Lymph node recurrence is the key determinant of disease prognosis. Lanschot et al. studied the recurrence pattern after esophageal surgery in detail, finding that local control was crucial in improving the survival rate in one third of patients [30]. Further, Morita et al. assessed lymph node metastasis and hematogenous metastasis, and concluded that focus should be put on local control, as well as systemic management, in the treatment for esophageal carcinoma [31]. Taken together, both systemic management and the control of local lesions are essential in the treatment of esophageal carcinoma, and IORT can play an important role in local control. Esophageal carcinoma spreads via multiple routes, and local control and preventing tumor spread via lymphogenous and hematogenous routes should be carefully considered.
We did not find complications directly attributable to IORT. Also, despite our initial concerns, IORT itself and the accompanying longer operation times and longer duration of anesthesia did not increase the incidence of perioperative complications. A temporary elevation in the serum amylase level was reported in patients who underwent IORT targeted to the stomach, probably due to radiation to the pancreas [32], but this was absent in all patients in the present study. Thus, we believe that IORT is safe to perform during surgery for esophageal carcinoma.
In our study, external radiotherapy was adjunct to curative surgery, and postoperative radiotherapy was selectively performed according to surgical and histopathological findings. The significance of postoperative radiotherapy has been investigated in previous studies, wherein no improvement in survival outcome was observed [33, 34]. On the contrary, preoperative radiotherapy appears important to increase complete resectability. In Western countries, it has been reported that chemoradiotherapy, before curative surgery, significantly improved treatment outcomes compared with curative surgery alone in patients with resectable cancer [35]. However, in a separate report, preoperative chemoradiotherapy was shown to improve treatment outcome, but it also significantly increased postoperative deaths due to perioperative complications [36]. In our study, the incidence of perioperative complications in the IORT group was not significantly different to that in the non-IORT group, indicating the therapeutic benefit of IORT, a possible improvement in treatment outcome without compromising the safety of the treatment.
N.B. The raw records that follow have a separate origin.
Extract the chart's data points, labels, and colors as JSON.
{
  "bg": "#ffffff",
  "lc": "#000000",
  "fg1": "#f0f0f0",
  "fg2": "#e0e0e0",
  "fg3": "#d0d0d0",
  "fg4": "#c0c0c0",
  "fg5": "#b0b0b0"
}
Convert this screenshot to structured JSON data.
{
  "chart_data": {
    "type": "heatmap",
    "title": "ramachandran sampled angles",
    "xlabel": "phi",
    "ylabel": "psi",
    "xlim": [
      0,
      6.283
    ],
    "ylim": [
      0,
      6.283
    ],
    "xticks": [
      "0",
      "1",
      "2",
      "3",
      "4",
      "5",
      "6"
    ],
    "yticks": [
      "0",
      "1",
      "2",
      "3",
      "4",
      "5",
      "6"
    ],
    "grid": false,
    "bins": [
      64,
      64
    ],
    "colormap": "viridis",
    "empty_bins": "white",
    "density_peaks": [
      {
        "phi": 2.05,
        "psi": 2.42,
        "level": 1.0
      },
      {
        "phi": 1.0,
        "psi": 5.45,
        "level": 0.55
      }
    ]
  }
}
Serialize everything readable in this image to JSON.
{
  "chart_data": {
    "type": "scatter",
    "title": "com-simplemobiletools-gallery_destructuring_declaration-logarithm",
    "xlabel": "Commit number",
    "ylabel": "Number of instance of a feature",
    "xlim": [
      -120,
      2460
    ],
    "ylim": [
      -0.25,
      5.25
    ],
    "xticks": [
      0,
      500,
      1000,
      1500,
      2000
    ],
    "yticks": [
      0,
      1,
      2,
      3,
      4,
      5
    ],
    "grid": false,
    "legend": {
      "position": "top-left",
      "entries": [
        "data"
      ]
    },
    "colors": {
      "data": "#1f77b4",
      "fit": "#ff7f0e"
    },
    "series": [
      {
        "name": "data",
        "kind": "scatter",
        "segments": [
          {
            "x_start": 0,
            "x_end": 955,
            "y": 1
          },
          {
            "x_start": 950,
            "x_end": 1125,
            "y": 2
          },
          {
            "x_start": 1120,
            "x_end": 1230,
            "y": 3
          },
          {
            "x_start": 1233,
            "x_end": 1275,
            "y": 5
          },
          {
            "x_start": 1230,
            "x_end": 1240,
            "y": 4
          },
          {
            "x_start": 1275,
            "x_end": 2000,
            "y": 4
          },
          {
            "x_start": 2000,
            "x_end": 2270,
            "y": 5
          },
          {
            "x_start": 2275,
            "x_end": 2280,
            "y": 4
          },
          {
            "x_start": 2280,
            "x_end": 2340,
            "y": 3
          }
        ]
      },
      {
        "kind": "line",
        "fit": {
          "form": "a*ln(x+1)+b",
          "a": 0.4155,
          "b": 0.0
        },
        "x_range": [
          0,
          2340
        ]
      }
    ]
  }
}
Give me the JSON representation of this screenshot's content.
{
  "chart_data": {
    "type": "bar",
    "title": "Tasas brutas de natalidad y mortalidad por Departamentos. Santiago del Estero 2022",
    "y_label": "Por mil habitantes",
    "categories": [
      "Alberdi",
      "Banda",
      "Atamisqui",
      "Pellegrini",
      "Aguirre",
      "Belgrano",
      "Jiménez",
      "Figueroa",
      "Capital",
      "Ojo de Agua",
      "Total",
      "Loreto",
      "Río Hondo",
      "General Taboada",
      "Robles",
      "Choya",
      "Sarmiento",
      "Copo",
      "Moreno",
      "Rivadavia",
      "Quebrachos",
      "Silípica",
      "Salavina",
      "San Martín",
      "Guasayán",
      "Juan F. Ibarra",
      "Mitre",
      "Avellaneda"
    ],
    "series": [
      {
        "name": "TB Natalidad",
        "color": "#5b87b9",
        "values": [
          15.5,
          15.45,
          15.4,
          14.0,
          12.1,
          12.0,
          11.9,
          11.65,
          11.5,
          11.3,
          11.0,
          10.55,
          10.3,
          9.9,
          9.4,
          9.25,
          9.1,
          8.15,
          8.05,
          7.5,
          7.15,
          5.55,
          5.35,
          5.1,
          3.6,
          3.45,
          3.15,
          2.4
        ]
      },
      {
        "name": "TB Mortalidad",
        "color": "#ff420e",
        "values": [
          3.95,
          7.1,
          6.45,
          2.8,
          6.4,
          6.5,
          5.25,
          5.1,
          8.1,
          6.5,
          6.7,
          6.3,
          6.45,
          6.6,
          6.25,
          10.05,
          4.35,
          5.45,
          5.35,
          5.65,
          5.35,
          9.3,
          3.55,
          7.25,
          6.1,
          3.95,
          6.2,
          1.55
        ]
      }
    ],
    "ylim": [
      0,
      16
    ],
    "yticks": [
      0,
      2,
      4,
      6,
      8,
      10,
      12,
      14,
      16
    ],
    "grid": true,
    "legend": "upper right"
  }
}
This study has certain limitations. First, the effects of selection bias are not negligible as this is a retrospective study. Second, the treatment protocol was not uniform among patients; for example, the use of chemotherapy and/or external radiotherapy was not in common, and thus the outcome of treatment in individual patients was influenced by the modalities used. The standardization of regimens for chemotherapy and external radiotherapy (field and dose of radiation) is necessary in the future.
CONCLUSION
In conclusion, albeit with some limitations, IORT targeted to the upper abdominal lymph node area is effective in obtaining good local control. It is also beneficial for treating patients with lower thoracic or abdominal esophageal carcinoma and those with a long primary lesion, as it can improve survival rates in these patients. IORT shows promise as an effective treatment option for such patients.
FUNDING
All authors declare no financial support from any organization for the submitted work.
ACKNOWLEDGEMENTS
The authors would like to thank Dr Mitsuyuki Abe (Kyoto University), who developed IORT, for his helpful comments.